Indiana Lawmaker Says Girl Scouts Promote Abortion
Undaunted by ridicule from the leader of his own party, an Indiana lawmaker is standing by his allegations that the Girl Scouts is a radical organization that promotes abortions and homosexuality.
INDIANAPOLIS (AP) — Undaunted by ridicule from the leader of his own party, an Indiana lawmaker is standing by his allegations that the Girl Scouts is a radical organization that promotes abortions and homosexuality.
The scouts and Planned Parenthood have dismissed Rep. Bob Morris' comments as absurd, as did Republican House Speaker Brian Bosma. But Morris, a Republican, told The Associated Press his critics need to do more research into the 100-year-old scouting organization.
"My family and I took a view and we're sticking by it," Morris said Tuesday, adding that his daughters were joining an alternative group for young girls run by conservative Christians. "My girls are no longer Girl Scouts. They're now going to join American Heritage Girls."
Morris' comments were the butt of jokes inside the House on Tuesday, with Bosma spending much of the day handing out Thin Mints to lawmakers. He joked that Morris' comments led him to buy hundreds of cases of the famous Girl Scout cookies.
"I purchased 278 cases of Girl Scout cookies in the last four hours," said a clearly sarcastic Bosma, who closed Tuesday's session by asking the former Girl Scouts in the chamber to stand up.
Morris' comments about the Girl Scouts came in a letter he sent to House Republicans on Saturday that said he had conducted some research on the Internet and discovered that the scouts are a "tactical arm" of Planned Parenthood.
The Girl Scouts flatly denied Morris' accusations, and Planned Parenthood of Indiana issued a separate statement calling Morris' charges "woefully inaccurate."

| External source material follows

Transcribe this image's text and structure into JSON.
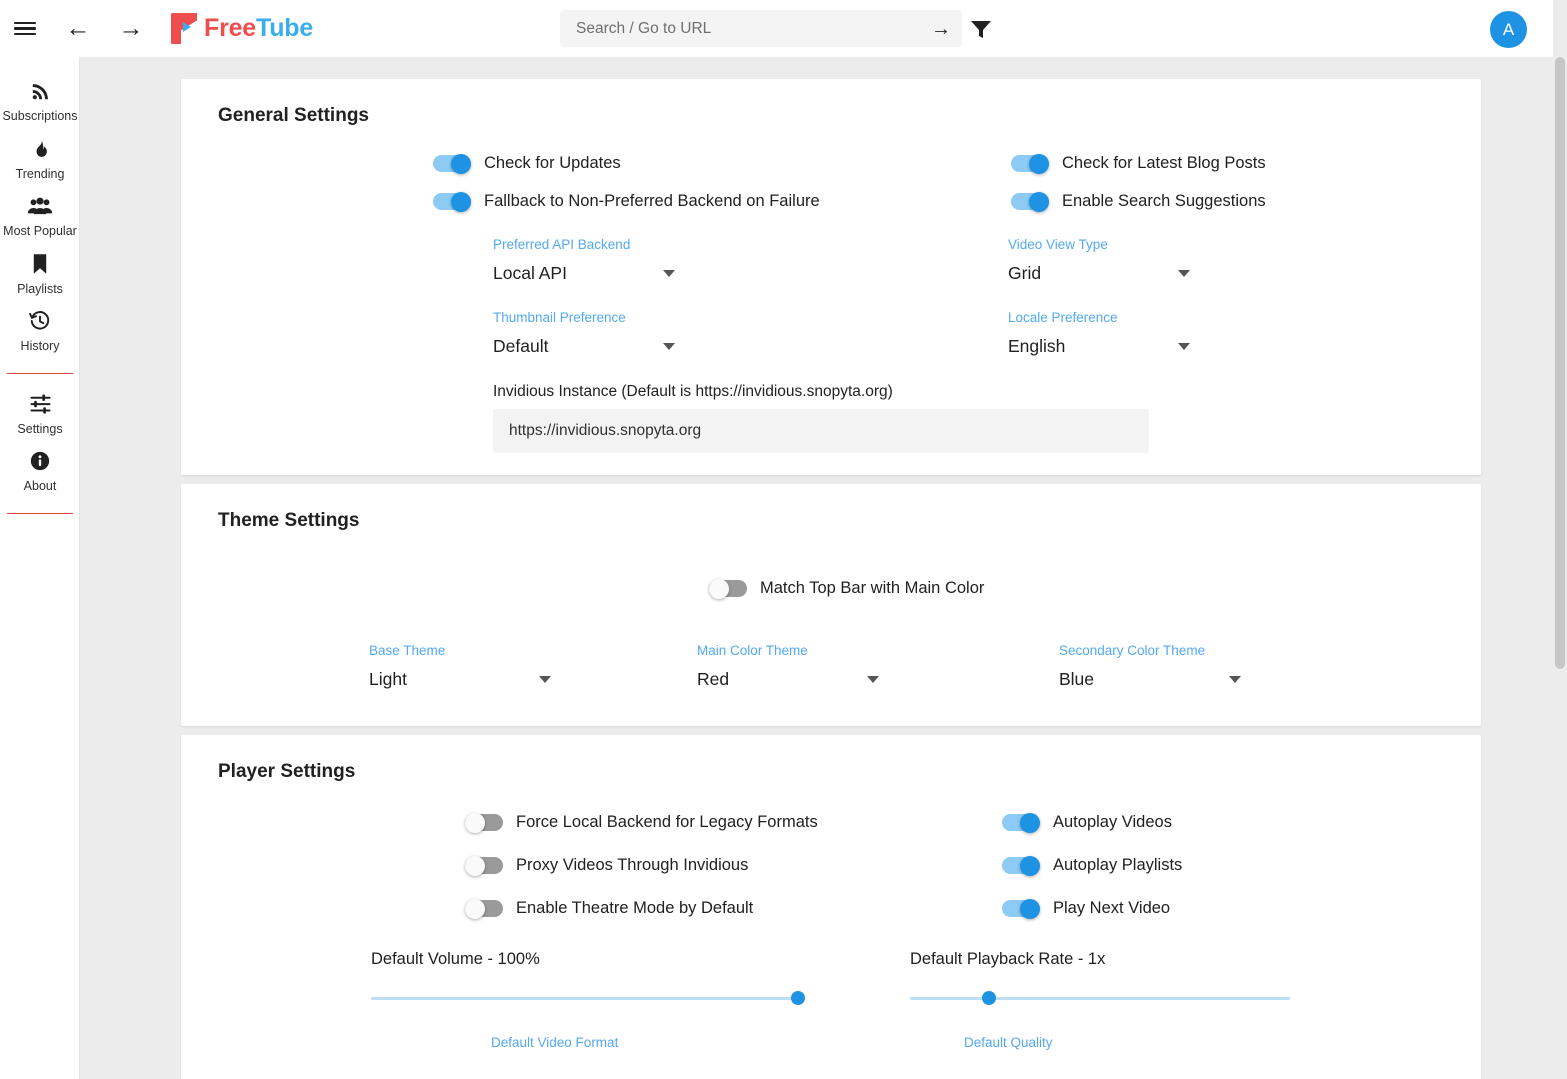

"On the national level, inflammatory and generally inaccurate claims about a partnership between the Girl Scouts and Planned Parenthood have been promoted primarily by anti-choice lawmakers seeking to place pressure on organizations to disassociate or distance themselves from Planned Parenthood," Betty Cockrum, the chief executive of Planned Parenthood of Indiana, said in a statement.
Morris, in his letter to lawmakers, said some Christian conservatives who share his concerns have pulled their children out of Girl Scouts. He also pointed to a Colorado Girl Scout troop's acceptance of a transgender child last month as another reason to leave the group.